MMCinemas was a cineplex company based in Monterrey, Mexico. It operated 87 cineplexes, primarily in northern Mexico, with more than 900 screens at the time of its merger with Cinemex in 2008.

==History==
MMCinemas was established in 1981 by Grupo Multimedios, a Monterrey-based broadcasting company, when the company opened its first movie theater in that city. By 1994, the chain owned 14 multiplexes with a total of 47 screens in northern Mexico.

In 2006, Multimedios sold MMCinemas to Latin America Movie Theatres (LAMT), a joint venture of private equity firm Southern Cross Group and Morgan Stanley.

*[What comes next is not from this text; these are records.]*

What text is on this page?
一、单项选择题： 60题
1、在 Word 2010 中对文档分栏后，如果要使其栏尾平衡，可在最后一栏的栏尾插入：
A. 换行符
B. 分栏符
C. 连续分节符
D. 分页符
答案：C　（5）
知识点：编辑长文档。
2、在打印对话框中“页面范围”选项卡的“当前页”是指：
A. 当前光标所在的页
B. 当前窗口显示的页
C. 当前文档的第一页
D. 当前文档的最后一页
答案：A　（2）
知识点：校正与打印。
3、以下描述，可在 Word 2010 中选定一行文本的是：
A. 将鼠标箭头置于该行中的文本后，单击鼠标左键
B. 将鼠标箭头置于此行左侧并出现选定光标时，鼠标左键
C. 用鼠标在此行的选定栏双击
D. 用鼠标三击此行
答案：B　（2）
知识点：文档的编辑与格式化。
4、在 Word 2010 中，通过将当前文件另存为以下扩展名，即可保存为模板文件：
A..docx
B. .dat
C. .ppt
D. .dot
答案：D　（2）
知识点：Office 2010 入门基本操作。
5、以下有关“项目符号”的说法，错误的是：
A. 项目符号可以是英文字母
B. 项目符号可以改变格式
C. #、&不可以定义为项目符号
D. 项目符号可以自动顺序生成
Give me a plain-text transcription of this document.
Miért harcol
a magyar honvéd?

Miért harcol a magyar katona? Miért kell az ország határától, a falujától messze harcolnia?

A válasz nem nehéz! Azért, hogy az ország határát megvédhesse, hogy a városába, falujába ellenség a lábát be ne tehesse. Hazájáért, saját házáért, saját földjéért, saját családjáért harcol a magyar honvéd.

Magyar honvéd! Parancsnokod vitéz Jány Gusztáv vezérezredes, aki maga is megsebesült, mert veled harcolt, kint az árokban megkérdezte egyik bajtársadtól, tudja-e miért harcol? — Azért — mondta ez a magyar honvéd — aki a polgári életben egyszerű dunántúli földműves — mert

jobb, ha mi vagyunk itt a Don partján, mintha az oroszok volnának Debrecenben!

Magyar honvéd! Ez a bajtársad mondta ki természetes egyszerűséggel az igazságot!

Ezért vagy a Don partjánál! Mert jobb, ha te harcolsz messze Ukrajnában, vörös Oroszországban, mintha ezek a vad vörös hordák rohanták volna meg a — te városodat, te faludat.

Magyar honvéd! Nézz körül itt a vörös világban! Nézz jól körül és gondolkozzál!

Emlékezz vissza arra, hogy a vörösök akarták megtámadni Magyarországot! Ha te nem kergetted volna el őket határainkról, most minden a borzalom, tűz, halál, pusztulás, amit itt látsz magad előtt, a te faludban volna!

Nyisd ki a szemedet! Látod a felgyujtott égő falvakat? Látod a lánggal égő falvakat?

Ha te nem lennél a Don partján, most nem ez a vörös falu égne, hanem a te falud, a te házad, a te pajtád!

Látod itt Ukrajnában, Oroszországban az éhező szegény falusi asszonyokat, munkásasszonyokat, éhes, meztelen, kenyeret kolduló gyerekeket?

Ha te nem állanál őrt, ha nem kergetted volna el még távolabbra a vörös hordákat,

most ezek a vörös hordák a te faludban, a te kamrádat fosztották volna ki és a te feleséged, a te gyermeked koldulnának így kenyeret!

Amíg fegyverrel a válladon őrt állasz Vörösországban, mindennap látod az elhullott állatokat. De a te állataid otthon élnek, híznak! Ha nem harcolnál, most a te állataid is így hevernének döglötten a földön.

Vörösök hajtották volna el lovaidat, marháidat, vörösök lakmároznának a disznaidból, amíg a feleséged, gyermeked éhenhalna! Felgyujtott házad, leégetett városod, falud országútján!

In February 2008, Germán Larrea Mota Velasco, owner of Grupo México, reached an agreement to acquire 80 percent of LAMT through holding company Entretenimiento GM de México. At the time, MMCinemas operated 50 cineplexes with 804 screens in 22 states, primarily Nuevo León, Tamaulipas and Sonora, but with little presence in the Mexico City metropolitan area. Nine months later, Entretenimiento GM purchased the 493 screens of Cinemex from AMC Entertainment in a $315 million transaction that gave the company access to the Mexico City market. The combination would have a market share of more than 30 percent, second only to Cinépolis. Most MMCinemas locations were converted to the Cinemex brand.